Pero ¿cómo podría Xia Lian incluso ponerlo en sus ojos? Las siluetas de ella y de su hermano parpadearon y montaron las bestias demoníacas. Xia Lian se sentó a horcajadas sobre una temible bestia aviar con restos de la sangre de un Gran Roc en su linaje. Xia Fan estaba sentado sobre un terrible y aterrador tigre blanco que rugió atronador. Xiao Hundan asomó la cabeza del abrazo de Qin Wentian, mirando fríamente a las bestias demoníacas.
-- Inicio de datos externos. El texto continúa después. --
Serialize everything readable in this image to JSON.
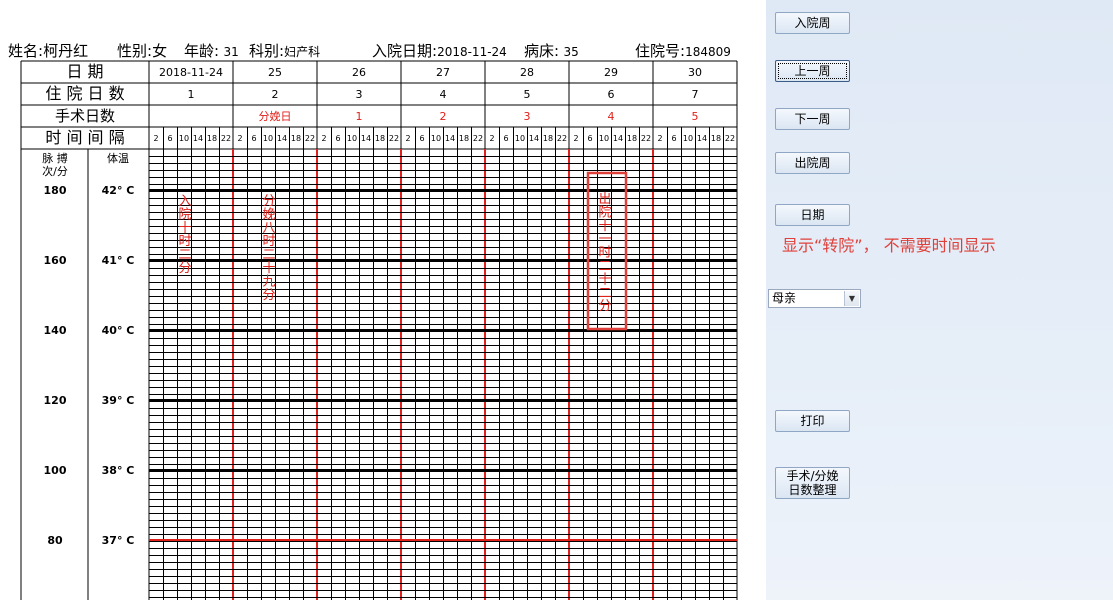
{
  "patient": {
    "name_label": "姓名:",
    "name": "柯丹红",
    "gender_label": "性别:",
    "gender": "女",
    "age_label": "年龄:",
    "age": "31",
    "dept_label": "科别:",
    "dept": "妇产科",
    "admit_label": "入院日期:",
    "admit_date": "2018-11-24",
    "bed_label": "病床:",
    "bed": "35",
    "id_label": "住院号:",
    "id": "184809"
  },
  "table": {
    "row_labels": [
      "日    期",
      "住 院 日 数",
      "手术日数",
      "时 间 间 隔"
    ],
    "dates": [
      "2018-11-24",
      "25",
      "26",
      "27",
      "28",
      "29",
      "30"
    ],
    "hospital_days": [
      "1",
      "2",
      "3",
      "4",
      "5",
      "6",
      "7"
    ],
    "surgery_days": [
      "",
      "分娩日",
      "1",
      "2",
      "3",
      "4",
      "5"
    ],
    "hours": [
      "2",
      "6",
      "10",
      "14",
      "18",
      "22"
    ],
    "pulse_header": [
      "脉 搏",
      "次/分"
    ],
    "temp_header": "体温",
    "pulse_scale": [
      "180",
      "160",
      "140",
      "120",
      "100",
      "80"
    ],
    "temp_scale": [
      "42° C",
      "41° C",
      "40° C",
      "39° C",
      "38° C",
      "37° C"
    ]
  },
  "annotations": [
    {
      "text": "入院十时二分"
    },
    {
      "text": "分娩八时二十九分"
    },
    {
      "text": "出院十一时二十二分",
      "highlighted": true
    }
  ],
  "buttons": {
    "admit_week": "入院周",
    "prev_week": "上一周",
    "next_week": "下一周",
    "discharge_week": "出院周",
    "date": "日期",
    "print": "打印",
    "surgery_days": "手术/分娩\n日数整理"
  },
  "note": "显示“转院”， 不需要时间显示",
  "select": {
    "value": "母亲"
  },
  "colors": {
    "red": "#e0201a",
    "accent_note": "#e0403a",
    "panel": "#dfe9f5"
  }
}
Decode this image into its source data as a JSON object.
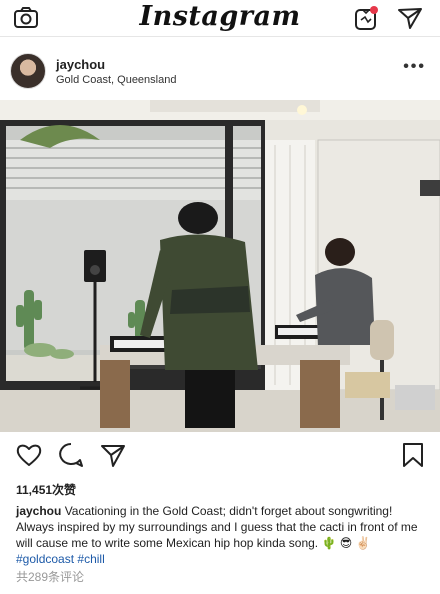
{
  "topbar": {
    "logo": "Instagram",
    "icons": [
      "camera-icon",
      "igtv-icon",
      "direct-message-icon"
    ]
  },
  "post": {
    "username": "jaychou",
    "location": "Gold Coast, Queensland",
    "more": "•••",
    "image_description_icon": "photo-icon",
    "likes": "11,451次赞",
    "caption_user": "jaychou",
    "caption_text": " Vacationing in the Gold Coast; didn't forget about songwriting! Always inspired by my surroundings and I guess that the cacti in front of me will cause me to write some Mexican hip hop kinda song.",
    "caption_emoji": "🌵 😎 ✌🏻",
    "hashtag1": "#goldcoast",
    "hashtag2": "#chill",
    "comments": "共289条评论"
  },
  "actions": {
    "icons": [
      "heart-icon",
      "comment-icon",
      "share-icon",
      "bookmark-icon"
    ]
  }
}
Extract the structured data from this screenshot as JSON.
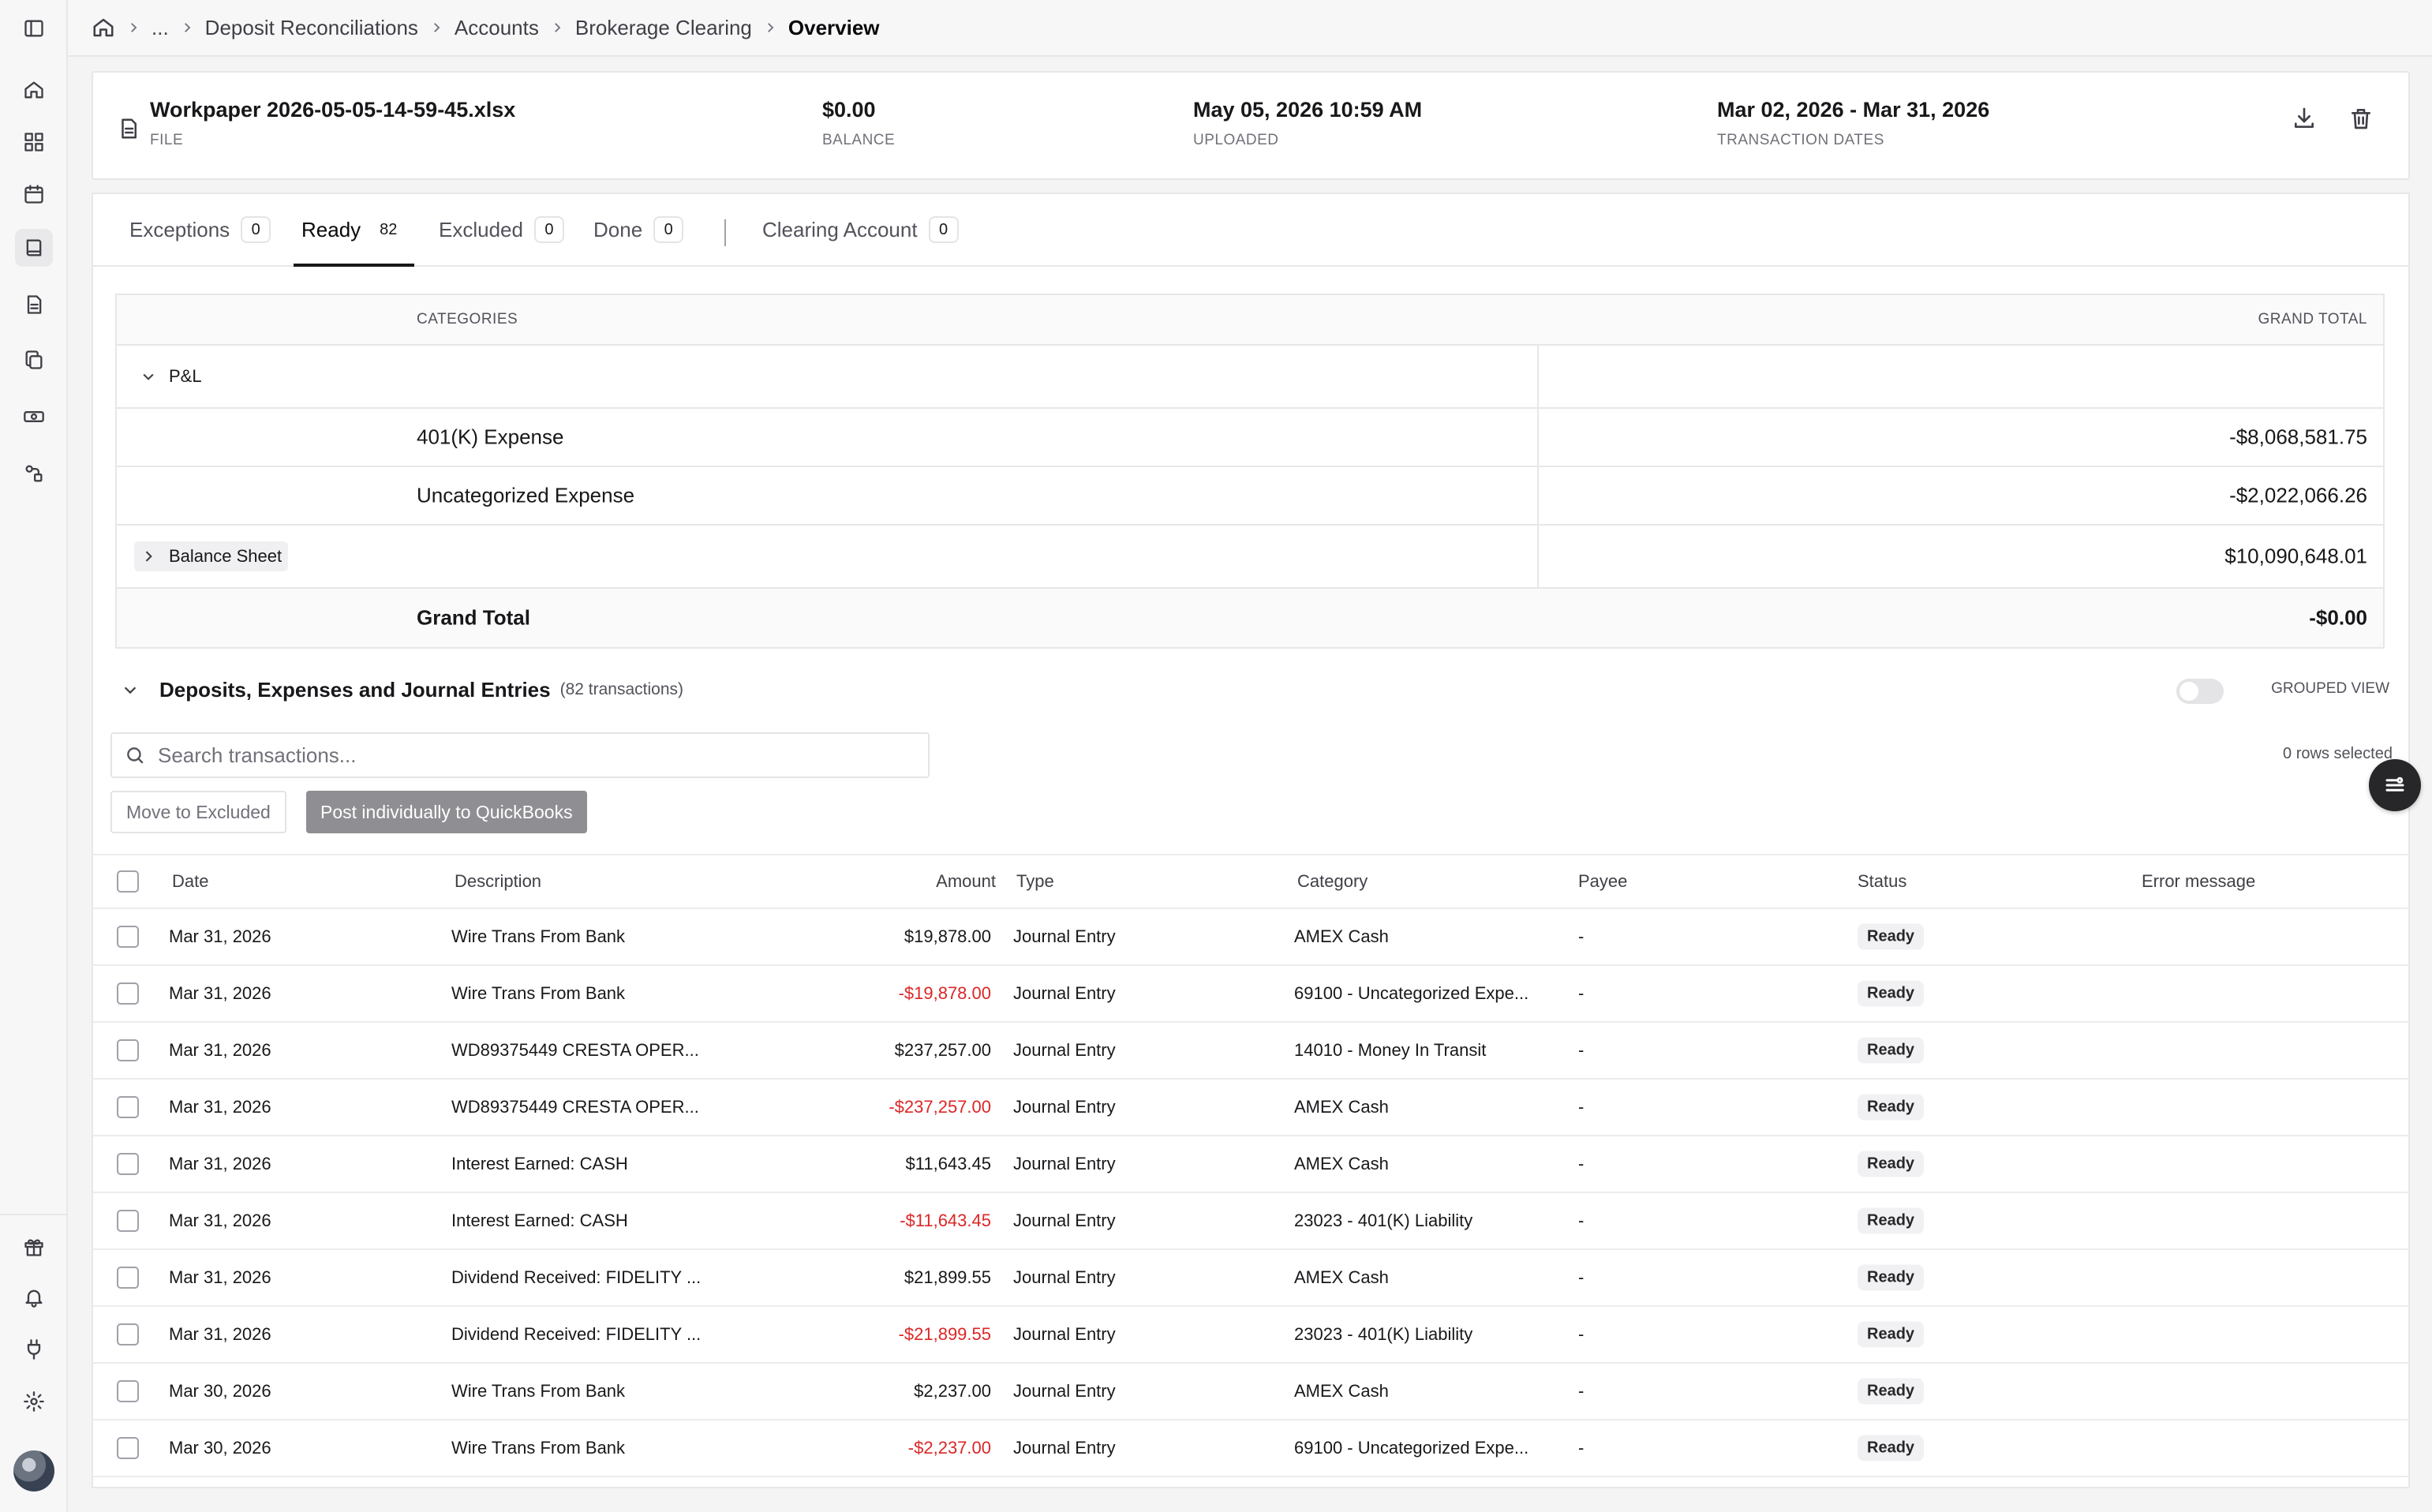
{
  "breadcrumb": {
    "ellipsis": "...",
    "items": [
      "Deposit Reconciliations",
      "Accounts",
      "Brokerage Clearing"
    ],
    "current": "Overview"
  },
  "file": {
    "name": "Workpaper 2026-05-05-14-59-45.xlsx",
    "name_label": "FILE",
    "balance": "$0.00",
    "balance_label": "BALANCE",
    "uploaded": "May 05, 2026 10:59 AM",
    "uploaded_label": "UPLOADED",
    "dates": "Mar 02, 2026 - Mar 31, 2026",
    "dates_label": "TRANSACTION DATES"
  },
  "tabs": [
    {
      "label": "Exceptions",
      "count": "0"
    },
    {
      "label": "Ready",
      "count": "82"
    },
    {
      "label": "Excluded",
      "count": "0"
    },
    {
      "label": "Done",
      "count": "0"
    },
    {
      "label": "Clearing Account",
      "count": "0"
    }
  ],
  "summary": {
    "col_categories": "CATEGORIES",
    "col_total": "GRAND TOTAL",
    "pl_label": "P&L",
    "rows": [
      {
        "name": "401(K) Expense",
        "total": "-$8,068,581.75"
      },
      {
        "name": "Uncategorized Expense",
        "total": "-$2,022,066.26"
      }
    ],
    "balance_sheet_label": "Balance Sheet",
    "balance_sheet_total": "$10,090,648.01",
    "grand_total_label": "Grand Total",
    "grand_total": "-$0.00"
  },
  "section": {
    "title": "Deposits, Expenses and Journal Entries",
    "subtitle": "(82 transactions)",
    "grouped_view_label": "GROUPED VIEW"
  },
  "search": {
    "placeholder": "Search transactions..."
  },
  "rows_selected": "0 rows selected",
  "buttons": {
    "move_excluded": "Move to Excluded",
    "post_qb": "Post individually to QuickBooks"
  },
  "table": {
    "headers": {
      "date": "Date",
      "description": "Description",
      "amount": "Amount",
      "type": "Type",
      "category": "Category",
      "payee": "Payee",
      "status": "Status",
      "error": "Error message"
    },
    "rows": [
      {
        "date": "Mar 31, 2026",
        "description": "Wire Trans From Bank",
        "amount": "$19,878.00",
        "type": "Journal Entry",
        "category": "AMEX Cash",
        "payee": "-",
        "status": "Ready"
      },
      {
        "date": "Mar 31, 2026",
        "description": "Wire Trans From Bank",
        "amount": "-$19,878.00",
        "type": "Journal Entry",
        "category": "69100 - Uncategorized Expe...",
        "payee": "-",
        "status": "Ready"
      },
      {
        "date": "Mar 31, 2026",
        "description": "WD89375449 CRESTA OPER...",
        "amount": "$237,257.00",
        "type": "Journal Entry",
        "category": "14010 - Money In Transit",
        "payee": "-",
        "status": "Ready"
      },
      {
        "date": "Mar 31, 2026",
        "description": "WD89375449 CRESTA OPER...",
        "amount": "-$237,257.00",
        "type": "Journal Entry",
        "category": "AMEX Cash",
        "payee": "-",
        "status": "Ready"
      },
      {
        "date": "Mar 31, 2026",
        "description": "Interest Earned: CASH",
        "amount": "$11,643.45",
        "type": "Journal Entry",
        "category": "AMEX Cash",
        "payee": "-",
        "status": "Ready"
      },
      {
        "date": "Mar 31, 2026",
        "description": "Interest Earned: CASH",
        "amount": "-$11,643.45",
        "type": "Journal Entry",
        "category": "23023 - 401(K) Liability",
        "payee": "-",
        "status": "Ready"
      },
      {
        "date": "Mar 31, 2026",
        "description": "Dividend Received: FIDELITY ...",
        "amount": "$21,899.55",
        "type": "Journal Entry",
        "category": "AMEX Cash",
        "payee": "-",
        "status": "Ready"
      },
      {
        "date": "Mar 31, 2026",
        "description": "Dividend Received: FIDELITY ...",
        "amount": "-$21,899.55",
        "type": "Journal Entry",
        "category": "23023 - 401(K) Liability",
        "payee": "-",
        "status": "Ready"
      },
      {
        "date": "Mar 30, 2026",
        "description": "Wire Trans From Bank",
        "amount": "$2,237.00",
        "type": "Journal Entry",
        "category": "AMEX Cash",
        "payee": "-",
        "status": "Ready"
      },
      {
        "date": "Mar 30, 2026",
        "description": "Wire Trans From Bank",
        "amount": "-$2,237.00",
        "type": "Journal Entry",
        "category": "69100 - Uncategorized Expe...",
        "payee": "-",
        "status": "Ready"
      }
    ]
  }
}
“¿Todavía eres infeliz?” La sonrisa en la cara de Xia Lian se volvió aún más radiante. Sentado sobre el tigre blanco, Xia Fan luego se elevó en el aire y habló en voz baja, “Xia Lian, vámonos”.

Ni siquiera se molestó en mirar a Qin Wentian. Los dos hermanos realmente tenían buenas habilidades de actuación. Anteriormente, habían exhibido tal entusiasmo, solo para revelar sus verdaderas caras ahora.

“Bueno”. Xia Lian asintió. Miró fríamente a Qin Wentian mientras su bestia despegaba.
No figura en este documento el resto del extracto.